The K parameter can be increased to trade increased space efficiency for higher accuracy in rank and quantile calculations. Due to the way the compaction algorithm works, it must be an even number between 4 and 1024.

A good starting number when in doubt is 6.

Configuration settings

data RankAccuracy Source #

Constructors

HighRanksAreAccurate

High ranks are prioritized for better accuracy.

LowRanksAreAccurate

Low ranks are prioritized for better accuracy

data Criterion Source #

Constructors

(:<) 
(:<=) 

Sketch summaries

count :: PrimMonad m => ReqSketch (PrimState m) -> m Word64 Source #

Get the total number of items inserted into the sketch

null :: PrimMonad m => ReqSketch (PrimState m) -> m Bool Source #

Returns true if this sketch is empty.

maximum :: PrimMonad m => ReqSketch (PrimState m) -> m Double Source #

Gets the largest value seen by this sketch

minimum :: PrimMonad m => ReqSketch (PrimState m) -> m Double Source #

Gets the smallest value seen by this sketch

relativeStandardError Source #

Arguments

:: Int

k - the given value of k

-> Double

rank - the given normalized rank, a number in [0,1].

-> RankAccuracy 
-> Word64

totalN - an estimate of the total number of items submitted to the sketch.

-> Double

an a priori estimate of relative standard error (RSE, expressed as a number in [0,1]).
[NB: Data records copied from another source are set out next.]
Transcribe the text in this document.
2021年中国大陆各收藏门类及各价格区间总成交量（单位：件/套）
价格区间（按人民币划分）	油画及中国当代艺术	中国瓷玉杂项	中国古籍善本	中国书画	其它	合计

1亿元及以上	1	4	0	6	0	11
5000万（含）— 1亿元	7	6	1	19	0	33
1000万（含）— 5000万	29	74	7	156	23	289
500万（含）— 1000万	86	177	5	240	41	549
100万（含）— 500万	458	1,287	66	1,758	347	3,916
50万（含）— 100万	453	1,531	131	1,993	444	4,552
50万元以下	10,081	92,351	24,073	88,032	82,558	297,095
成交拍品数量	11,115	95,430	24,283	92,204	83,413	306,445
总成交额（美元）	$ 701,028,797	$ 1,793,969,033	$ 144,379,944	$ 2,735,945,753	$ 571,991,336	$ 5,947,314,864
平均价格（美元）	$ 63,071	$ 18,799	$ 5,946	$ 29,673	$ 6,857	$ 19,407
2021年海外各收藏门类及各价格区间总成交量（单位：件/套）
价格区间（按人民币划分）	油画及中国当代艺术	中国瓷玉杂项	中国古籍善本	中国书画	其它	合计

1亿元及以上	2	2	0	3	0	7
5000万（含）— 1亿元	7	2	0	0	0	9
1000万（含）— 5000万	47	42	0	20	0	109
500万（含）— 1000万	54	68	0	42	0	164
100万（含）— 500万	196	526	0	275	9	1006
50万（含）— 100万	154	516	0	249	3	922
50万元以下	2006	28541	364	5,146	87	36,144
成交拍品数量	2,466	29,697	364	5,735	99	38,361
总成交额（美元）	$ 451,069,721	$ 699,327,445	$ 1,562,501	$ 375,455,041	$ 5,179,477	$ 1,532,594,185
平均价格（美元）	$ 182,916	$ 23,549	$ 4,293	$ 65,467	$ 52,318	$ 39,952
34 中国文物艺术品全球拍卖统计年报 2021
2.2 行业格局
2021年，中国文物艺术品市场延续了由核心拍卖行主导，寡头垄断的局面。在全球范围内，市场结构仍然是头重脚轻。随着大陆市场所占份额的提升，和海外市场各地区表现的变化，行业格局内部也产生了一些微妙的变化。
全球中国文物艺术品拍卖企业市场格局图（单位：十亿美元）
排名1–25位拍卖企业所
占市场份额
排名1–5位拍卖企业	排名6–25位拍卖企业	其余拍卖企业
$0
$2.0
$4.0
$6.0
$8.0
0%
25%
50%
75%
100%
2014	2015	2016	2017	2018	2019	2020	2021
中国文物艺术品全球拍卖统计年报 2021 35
Returns an a priori estimate of relative standard error (RSE, expressed as a number in [0,1]). Derived from Lemma 12 in https://arxiv.org/abs/2004.01668v2, but the constant factors were modified based on empirical measurements.

countWithCriterion :: (PrimMonad m, s ~ PrimState m) => ReqSketch s -> Double -> m Word64 Source #

Returns the approximate count of items satisfying the criterion set in the ReqSketch criterion field.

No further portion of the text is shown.